Giuseppe Poldi Pezzoli was the son of two noble families, his mother was a Trivulzio. As a young adult he actively participated in Milan’s first (unsuccessful) bid for political freedom from the Austro-Hungarian empire in 1848...for which he was exiled for a few years to encourage him to cool off. He took advantage of the forced time away from Milan, and travelled throughout Europe, becoming a passionate collector of art, which he installed in his house, as decoration for himself and—though he confided it only to his lawyer—as a museum for after his death (he died unmarried and without children, so just imagine the surprise of his cousins when the will was opened).

Much of the collections was taken out of Milan during WWII, so it was saved, but, except for the above-mentioned rooms, was installed in the refurbished spaces in the typical set-up of a museum, the principal reason why I don’t think it still can be called a historic house museum, as wonderful as the collections are. Furthermore, Poldi Pezzoli had specified in his will that the museum’s collections should continue to grow and change, and so the museum has been able to acquire lovely pieces, or receive them as donations, that never were part of the original collection.

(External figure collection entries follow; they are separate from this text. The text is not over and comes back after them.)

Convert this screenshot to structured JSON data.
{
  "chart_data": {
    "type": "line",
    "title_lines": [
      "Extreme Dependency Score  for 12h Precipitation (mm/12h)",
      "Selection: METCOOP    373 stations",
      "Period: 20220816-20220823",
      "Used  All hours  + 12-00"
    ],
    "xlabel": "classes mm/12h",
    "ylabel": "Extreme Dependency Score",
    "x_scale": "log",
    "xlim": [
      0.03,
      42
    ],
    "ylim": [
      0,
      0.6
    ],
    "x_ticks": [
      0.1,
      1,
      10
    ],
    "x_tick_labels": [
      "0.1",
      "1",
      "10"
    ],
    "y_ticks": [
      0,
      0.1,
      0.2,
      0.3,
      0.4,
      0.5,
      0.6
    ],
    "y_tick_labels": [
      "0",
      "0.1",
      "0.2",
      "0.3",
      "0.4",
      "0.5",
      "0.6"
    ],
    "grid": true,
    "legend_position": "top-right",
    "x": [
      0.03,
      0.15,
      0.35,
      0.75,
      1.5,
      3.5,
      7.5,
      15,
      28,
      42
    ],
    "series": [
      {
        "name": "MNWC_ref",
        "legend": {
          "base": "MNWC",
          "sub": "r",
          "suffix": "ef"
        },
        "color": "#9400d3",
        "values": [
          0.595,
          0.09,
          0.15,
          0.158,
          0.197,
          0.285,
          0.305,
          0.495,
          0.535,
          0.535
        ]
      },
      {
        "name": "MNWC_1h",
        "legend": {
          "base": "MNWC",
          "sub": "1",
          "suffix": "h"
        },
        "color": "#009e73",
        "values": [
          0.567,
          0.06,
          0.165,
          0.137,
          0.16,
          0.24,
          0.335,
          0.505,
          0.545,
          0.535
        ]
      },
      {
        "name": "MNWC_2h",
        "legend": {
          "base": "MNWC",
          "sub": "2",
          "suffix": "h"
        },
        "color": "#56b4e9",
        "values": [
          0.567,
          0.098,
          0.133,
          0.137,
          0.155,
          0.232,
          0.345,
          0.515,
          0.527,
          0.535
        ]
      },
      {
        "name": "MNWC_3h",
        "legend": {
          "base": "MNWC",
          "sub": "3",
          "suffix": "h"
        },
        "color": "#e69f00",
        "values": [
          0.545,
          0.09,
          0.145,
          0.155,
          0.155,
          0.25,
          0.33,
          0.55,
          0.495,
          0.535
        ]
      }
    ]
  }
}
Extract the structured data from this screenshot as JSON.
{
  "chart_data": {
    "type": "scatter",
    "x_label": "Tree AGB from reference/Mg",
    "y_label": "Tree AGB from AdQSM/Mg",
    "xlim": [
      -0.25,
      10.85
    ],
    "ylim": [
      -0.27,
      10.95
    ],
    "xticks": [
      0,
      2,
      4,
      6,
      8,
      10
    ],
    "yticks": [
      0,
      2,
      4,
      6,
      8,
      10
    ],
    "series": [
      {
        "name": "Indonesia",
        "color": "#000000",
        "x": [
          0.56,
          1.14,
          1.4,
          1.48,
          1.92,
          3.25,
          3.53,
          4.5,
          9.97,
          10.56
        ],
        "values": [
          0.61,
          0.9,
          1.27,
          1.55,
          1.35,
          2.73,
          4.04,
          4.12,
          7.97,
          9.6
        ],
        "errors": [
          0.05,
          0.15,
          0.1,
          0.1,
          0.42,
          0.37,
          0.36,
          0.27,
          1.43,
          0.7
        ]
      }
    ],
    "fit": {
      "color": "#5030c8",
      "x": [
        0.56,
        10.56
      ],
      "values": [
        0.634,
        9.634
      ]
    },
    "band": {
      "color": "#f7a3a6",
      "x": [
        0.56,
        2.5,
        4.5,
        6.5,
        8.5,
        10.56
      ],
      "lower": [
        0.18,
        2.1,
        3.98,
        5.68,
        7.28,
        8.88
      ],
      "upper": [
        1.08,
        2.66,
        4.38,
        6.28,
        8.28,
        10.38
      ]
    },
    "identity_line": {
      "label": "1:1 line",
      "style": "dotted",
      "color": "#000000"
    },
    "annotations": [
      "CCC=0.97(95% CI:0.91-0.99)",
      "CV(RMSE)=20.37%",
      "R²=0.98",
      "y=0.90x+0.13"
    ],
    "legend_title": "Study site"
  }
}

Whether you do the whole circuit of historic houses, or not, and I hope you do, this museum--with some famous masterpieces and many other works by famous and not-so-famous artists--is well worth the visit.

Via Manzoni, 15
T +39-02-794-889 (yes, the number has only 6 digits…it’s an indication of the age of the phone number; some numbers in Italy even have only 4 digits!)!/en/discover/ (I have to say that I REALLY dislike their website; it’s much too modern, doesn’t evoke the nature of their collections, and is so fragmented, I can’t find stuff easily, but they didn’t ask me, when they planned it, did they?!)

There, a lovely day of charming homey visits to some hidden gems and the Grand Old Dame of Milan, all chronologically arranged so that they make more sense. Did you notice that they're all art and architecture patrons and collectors' houses?

I hope you enjoyed yourself, and that you tell family and friends!

(And don’t forget to visit the Bagatti Valsecchi Museum...but you knew I’d say that, didn’t you?!)